Ok, so I am going to tell you a behind-the-scenes story. In December of 2019, Paul Rachman, one of the founders and directors of Slamdance, called me from his car in Los Angeles. He told me that my film had not only been accepted to the festival but that they wanted it to be their Opening Night feature. At first, I was thrilled, but quickly my emotions shifted to fear and worry, for exactly the reasons you mentioned. Paul spent the next few days convincing me that Slamdance would be an exciting and supportive place for my World Premiere. He could not have been more correct. Hundreds of people came to the two scheduled screenings. There was so much interest in the film, they added a third show. More important than the number of people, however, was the special mix in the audience: local family friends, Sundance folks, cinephiles who come to Park City every year, film critics, and festival directors. Of course, I had deep face-to-face conversations with people who had known my father for decades but still discovered new, probably shocking, aspects to his complicated personal life. I also got the chance to talk to film writers, podcasters, and feminist bloggers. My father, who is now 84 and spends the winter in a warmer place, flew to NYC for the second screening of the film in the Museum of Modern Art’s Documentary Fortnight. He has expressed subtle regret at the pain some of his life choices have caused, but this was the life he chose, and he owns it.

Anything else?

I wish I were planning to come to Montreal by car or plane in a few weeks. The only time I have ever been to the city was for Expo ’67, when I was six years old.

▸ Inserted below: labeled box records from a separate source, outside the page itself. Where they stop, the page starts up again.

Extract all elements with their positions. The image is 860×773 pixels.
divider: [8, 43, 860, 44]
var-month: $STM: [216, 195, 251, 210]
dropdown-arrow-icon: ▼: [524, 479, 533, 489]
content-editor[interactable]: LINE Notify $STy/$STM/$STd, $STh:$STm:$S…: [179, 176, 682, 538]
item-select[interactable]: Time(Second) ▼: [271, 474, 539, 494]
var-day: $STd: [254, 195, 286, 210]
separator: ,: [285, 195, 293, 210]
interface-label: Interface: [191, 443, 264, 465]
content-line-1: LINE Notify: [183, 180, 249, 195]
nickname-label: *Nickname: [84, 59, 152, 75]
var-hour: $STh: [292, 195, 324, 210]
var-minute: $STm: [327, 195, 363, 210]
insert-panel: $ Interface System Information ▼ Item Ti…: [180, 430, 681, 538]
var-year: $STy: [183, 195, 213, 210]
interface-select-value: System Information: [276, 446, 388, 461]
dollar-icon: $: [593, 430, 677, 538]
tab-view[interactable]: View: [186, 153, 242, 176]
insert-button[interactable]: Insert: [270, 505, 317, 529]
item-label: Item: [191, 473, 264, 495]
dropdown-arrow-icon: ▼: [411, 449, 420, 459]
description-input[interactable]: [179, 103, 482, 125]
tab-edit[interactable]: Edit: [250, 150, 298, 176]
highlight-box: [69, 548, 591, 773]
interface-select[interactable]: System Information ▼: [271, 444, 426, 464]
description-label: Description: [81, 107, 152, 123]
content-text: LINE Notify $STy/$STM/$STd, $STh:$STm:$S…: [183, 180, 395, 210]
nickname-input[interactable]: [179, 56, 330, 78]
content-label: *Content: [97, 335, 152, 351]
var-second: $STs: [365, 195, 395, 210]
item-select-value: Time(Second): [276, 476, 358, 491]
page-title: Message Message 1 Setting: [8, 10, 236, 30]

I was so enthralled by the exhibits, particularly the Telephone Pavilion which featured a 360-degree film screen that surrounded viewers. I just looked up this building and discovered that it was designed by Saskatchewan-born woman architect Dorice Brown. Very cool, especially for that time. I should also add that I got lost at the Expo for an entire day. My parents eventually found me at the police station. Somehow, I did not know I was lost, until they showed up with very relieved faces.